CIVB Contre Alerte aux Toxiques et al

RG 20/01049 // RG 21/01405
21 octobre 2020
Jugement provisoire
France, Libourne

Acteurs économiques
Conseil Interprofessionnel des Vins de Bordeaux (CIVB)
Association Alerte aux Toxiques, Valérie Murat
Antoine Carbonnier, Eric Morain

Pénal
Tous
Qu'il soit ordonné aux défendeurs de cesser la diffusion de documents intitulés Analyses de résidus de pesticides dans les vins sur le site et les réseaux sociaux sous astreinte de 5.000€ par jour de retard... Que les défendeurs soient condamnés in solidum à s'acquitter d'une somme de 100.000€ au CIVB en raison des préjudices subis...
Tribunal Judiciaire de Libourne, France
1ère Instance

25 février 2021
Négatif
Le tribunal dit que le rapport publié par l'association est dénigrant... Condamne les défendeurs à payer au CIVB la somme de 100.000€ au titre du préjudice moral d'atteinte à l'image des vins du Bordelais... Enjoint les défendeurs de supprimer la diffusions des documents...sur le site de l'association et les réseaux sociaux...sous astreinte de 500€ par jour passé un délai de 15 jours à compter de la signification de la décision...
Loi nationale

Le tribunal de Libourne a condamné à 125000 euros d’amende l’association Alerte aux toxiques pour avoir publié des analyses montrant la présence de pesticides dans 22 vins labellisés HVE (haute valeur environnementale), considérant qu’elle portait préjudice aux propriétés et à la filière viticole du bordelais. Le 15 septembre 2020, Alerte aux Toxiques publie ses analyses de 22 vins certifiés Haute valeur environnementale, qui révèlent des résidus de pesticides, dont certains CMR. Elle considère la certification HVE d’être « un leurre puisqu’elle n’interdit pas les pesticides de synthèse ». Le Comité Interprofessionnel des Vins de Bordeaux (CIVB) et une trentaine de organisations professionnelles de la région ont saisi la justice le 21 oct. 2020 pour dénigrement des vins de Bordeaux, causant un grave préjudice aux propriétaires et à la filière viticole. Les audiences ont lieu le 29 oct. et le 17 déc. 2020 et le jugement est prononcé le 25 février 2021. C’est "une exécution sociale de Valérie Murat qu’a ainsi ordonnée le tribunal libournais", selon son avocat Eric Morain, soulignant que sa cliente ne dispose pas d’une telle somme.

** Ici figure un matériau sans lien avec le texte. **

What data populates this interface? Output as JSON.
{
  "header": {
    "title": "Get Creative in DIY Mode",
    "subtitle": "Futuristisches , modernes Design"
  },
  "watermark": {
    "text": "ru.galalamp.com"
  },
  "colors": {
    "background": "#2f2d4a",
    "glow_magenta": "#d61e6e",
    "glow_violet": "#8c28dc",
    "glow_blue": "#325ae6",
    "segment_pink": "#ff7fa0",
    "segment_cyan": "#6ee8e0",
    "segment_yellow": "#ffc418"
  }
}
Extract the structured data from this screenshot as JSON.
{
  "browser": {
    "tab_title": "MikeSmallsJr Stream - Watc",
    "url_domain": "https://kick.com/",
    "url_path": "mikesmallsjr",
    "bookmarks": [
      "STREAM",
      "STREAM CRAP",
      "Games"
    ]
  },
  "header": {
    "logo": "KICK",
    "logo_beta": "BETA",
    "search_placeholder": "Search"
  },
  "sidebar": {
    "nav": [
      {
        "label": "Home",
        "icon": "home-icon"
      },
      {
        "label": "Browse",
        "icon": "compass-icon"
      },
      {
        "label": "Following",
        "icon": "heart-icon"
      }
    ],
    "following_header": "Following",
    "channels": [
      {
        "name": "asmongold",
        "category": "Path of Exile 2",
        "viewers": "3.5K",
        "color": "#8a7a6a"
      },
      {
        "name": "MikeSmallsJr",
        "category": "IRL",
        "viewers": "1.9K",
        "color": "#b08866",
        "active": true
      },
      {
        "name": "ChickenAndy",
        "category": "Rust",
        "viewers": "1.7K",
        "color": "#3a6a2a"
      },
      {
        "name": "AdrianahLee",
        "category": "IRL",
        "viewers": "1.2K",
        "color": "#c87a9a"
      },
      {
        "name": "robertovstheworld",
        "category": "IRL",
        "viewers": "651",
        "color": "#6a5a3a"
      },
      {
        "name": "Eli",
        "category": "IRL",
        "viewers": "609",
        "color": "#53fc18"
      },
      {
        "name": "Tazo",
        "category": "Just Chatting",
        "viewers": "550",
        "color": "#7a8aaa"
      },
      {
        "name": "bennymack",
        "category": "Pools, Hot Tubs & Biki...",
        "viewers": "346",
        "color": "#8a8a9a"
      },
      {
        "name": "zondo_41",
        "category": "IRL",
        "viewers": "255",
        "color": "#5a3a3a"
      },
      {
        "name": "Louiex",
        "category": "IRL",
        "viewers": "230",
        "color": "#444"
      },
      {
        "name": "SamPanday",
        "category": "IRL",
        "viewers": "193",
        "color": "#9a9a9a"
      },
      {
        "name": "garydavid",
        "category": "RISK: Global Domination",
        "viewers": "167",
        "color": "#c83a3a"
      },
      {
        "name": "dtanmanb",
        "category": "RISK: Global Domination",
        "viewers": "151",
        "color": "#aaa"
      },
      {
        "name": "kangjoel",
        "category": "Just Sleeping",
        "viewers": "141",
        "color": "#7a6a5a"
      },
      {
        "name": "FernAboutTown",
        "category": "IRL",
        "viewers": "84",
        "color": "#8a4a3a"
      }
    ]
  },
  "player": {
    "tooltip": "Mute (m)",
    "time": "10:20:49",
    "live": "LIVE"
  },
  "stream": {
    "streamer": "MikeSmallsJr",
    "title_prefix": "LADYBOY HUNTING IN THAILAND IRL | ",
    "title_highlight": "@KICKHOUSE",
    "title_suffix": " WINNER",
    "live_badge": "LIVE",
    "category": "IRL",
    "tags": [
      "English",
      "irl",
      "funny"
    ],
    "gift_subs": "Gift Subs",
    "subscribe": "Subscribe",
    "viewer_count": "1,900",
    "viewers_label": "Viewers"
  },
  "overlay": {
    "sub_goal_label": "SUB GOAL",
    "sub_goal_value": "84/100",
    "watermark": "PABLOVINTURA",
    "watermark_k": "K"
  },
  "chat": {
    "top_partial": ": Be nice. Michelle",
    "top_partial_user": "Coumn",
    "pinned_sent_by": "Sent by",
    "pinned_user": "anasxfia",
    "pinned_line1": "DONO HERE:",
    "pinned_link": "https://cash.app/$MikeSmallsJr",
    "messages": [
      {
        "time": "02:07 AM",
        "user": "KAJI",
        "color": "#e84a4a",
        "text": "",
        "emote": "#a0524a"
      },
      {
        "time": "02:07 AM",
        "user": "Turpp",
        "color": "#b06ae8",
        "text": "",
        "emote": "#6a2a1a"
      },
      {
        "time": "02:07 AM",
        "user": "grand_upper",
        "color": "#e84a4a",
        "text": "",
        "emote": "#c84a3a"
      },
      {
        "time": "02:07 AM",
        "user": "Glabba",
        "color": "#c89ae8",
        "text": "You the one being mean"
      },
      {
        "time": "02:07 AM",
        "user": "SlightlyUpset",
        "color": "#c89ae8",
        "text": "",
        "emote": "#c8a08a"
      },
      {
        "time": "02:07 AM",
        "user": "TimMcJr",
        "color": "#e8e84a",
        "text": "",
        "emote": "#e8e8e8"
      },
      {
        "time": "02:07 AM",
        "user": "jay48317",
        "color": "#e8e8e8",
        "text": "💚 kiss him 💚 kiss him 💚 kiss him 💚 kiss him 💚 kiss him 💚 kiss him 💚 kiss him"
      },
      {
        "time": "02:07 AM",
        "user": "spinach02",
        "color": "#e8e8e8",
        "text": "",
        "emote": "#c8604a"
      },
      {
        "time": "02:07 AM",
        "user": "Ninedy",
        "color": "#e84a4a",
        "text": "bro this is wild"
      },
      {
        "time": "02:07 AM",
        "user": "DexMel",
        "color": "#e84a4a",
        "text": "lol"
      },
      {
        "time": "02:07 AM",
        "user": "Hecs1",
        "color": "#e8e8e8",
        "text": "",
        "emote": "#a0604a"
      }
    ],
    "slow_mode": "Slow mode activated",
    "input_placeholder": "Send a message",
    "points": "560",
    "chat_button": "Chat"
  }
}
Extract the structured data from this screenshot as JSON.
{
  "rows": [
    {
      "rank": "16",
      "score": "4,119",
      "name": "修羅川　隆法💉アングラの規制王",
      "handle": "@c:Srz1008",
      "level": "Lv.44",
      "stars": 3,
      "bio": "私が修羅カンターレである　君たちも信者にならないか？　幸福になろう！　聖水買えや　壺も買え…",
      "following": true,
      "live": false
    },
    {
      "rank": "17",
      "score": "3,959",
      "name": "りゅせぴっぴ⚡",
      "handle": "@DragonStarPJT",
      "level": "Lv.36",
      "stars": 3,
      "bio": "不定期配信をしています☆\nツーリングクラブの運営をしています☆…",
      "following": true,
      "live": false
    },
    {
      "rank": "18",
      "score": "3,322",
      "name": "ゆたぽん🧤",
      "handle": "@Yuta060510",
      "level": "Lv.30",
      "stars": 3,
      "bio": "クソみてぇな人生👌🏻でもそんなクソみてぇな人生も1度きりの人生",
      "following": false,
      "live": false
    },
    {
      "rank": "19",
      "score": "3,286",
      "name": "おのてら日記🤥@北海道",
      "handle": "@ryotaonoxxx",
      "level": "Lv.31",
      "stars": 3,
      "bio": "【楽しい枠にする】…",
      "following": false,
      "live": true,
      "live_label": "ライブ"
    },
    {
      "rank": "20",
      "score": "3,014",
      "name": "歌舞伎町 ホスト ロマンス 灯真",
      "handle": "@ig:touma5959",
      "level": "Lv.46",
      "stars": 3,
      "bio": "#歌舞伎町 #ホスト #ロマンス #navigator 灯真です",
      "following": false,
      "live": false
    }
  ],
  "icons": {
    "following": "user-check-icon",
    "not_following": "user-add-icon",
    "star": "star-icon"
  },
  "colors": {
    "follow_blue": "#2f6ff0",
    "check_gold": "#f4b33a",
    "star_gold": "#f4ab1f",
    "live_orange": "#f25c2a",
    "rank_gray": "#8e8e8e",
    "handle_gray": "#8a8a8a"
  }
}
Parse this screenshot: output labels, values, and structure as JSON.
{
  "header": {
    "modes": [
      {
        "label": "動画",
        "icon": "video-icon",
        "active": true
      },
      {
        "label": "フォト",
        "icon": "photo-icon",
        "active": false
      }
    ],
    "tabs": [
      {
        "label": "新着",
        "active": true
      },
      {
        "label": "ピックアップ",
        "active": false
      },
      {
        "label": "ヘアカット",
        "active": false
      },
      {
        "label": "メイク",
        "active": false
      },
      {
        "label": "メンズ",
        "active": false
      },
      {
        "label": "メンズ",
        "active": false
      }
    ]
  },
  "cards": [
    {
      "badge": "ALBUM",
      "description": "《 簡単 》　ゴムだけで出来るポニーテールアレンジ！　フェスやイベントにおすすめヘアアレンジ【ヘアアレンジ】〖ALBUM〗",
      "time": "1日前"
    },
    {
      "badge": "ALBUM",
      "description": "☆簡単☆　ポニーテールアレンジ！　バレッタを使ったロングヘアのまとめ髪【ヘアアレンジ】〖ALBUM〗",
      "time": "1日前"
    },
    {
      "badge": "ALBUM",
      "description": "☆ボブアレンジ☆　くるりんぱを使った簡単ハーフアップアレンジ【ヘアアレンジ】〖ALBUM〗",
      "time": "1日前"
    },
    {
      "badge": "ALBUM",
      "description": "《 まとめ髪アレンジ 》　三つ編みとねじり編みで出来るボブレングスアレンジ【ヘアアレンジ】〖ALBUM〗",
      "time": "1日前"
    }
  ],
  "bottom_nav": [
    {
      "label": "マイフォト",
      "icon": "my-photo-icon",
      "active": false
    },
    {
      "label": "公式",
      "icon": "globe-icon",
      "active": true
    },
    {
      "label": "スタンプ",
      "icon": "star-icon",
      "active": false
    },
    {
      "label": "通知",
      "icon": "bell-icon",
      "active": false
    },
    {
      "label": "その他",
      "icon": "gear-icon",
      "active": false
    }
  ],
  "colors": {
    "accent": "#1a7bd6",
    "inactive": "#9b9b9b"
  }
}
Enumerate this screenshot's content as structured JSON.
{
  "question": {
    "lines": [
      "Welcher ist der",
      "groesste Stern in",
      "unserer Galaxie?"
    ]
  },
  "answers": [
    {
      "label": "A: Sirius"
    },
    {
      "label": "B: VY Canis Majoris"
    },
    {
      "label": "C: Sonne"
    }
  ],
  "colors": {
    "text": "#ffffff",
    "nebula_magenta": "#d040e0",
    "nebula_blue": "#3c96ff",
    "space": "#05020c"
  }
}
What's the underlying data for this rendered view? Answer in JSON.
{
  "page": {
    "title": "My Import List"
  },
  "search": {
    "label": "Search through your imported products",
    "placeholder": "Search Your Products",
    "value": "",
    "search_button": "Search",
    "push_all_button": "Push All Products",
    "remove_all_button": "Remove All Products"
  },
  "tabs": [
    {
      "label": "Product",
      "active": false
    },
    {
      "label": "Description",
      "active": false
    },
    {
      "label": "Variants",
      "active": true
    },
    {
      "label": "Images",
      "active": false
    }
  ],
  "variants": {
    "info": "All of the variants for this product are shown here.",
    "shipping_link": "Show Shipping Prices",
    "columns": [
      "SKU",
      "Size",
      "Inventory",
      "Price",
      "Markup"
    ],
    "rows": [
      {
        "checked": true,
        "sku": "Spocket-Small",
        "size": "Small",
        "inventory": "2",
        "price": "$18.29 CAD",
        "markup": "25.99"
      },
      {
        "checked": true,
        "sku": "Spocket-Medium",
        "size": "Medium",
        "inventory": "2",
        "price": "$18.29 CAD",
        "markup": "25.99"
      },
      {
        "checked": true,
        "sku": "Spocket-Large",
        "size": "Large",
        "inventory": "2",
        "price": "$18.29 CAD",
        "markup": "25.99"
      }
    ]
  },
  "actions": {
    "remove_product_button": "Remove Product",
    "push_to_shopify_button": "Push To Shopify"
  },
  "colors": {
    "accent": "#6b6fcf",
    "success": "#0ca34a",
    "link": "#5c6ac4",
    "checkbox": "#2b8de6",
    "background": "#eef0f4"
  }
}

Valérie Murat fait appel de la décision en mars 2021, mais la peine n'est pas suspensive. Le CIVB demande la radiation de l’appel considérant que la procédure d’appel est conditionnée à l’exécution des peines infligées en première instance, dont le paiement de 105.000 euros d’amendes aux Vins de Bordeaux, et 25.000 euros aux autres plaignants. L'audience sur cette question est fixée au 13 oct. 2021. Le 10 nov. 2021, la Cour d'Appel de Bordeaux décide que Valérie Murat ne pourra pas faire appel de sa condamnation par le tribunal de Libourne, le 25 février 2021, pour dénigrement des vins de Bordeaux, tant qu'elle n'aura pas réglé en totalité l'amende de 125.000 euros à laquelle elle a été condamnée. Selon Madame Murat, même en versant l’intégralité de son seul salaire, il lui faudrait 10 ans pour payer la totalité des 125000 euros infligés par le tribunal de Libourne, la plus lourde condamnation en Europe dans une affaire de ce genre. C’est précisément l’objectif d’un procès-bâillon : « Pour le CIVB, qui a 19 millions d’euros de budget, le but n’est pas de gagner, mais de me faire taire, et je ne me tairai jamais. » Elle va lancer un appel à soutien financier afin de continuer à mener la bataille judiciaire, et a deux ans pour réunir le montant exigé.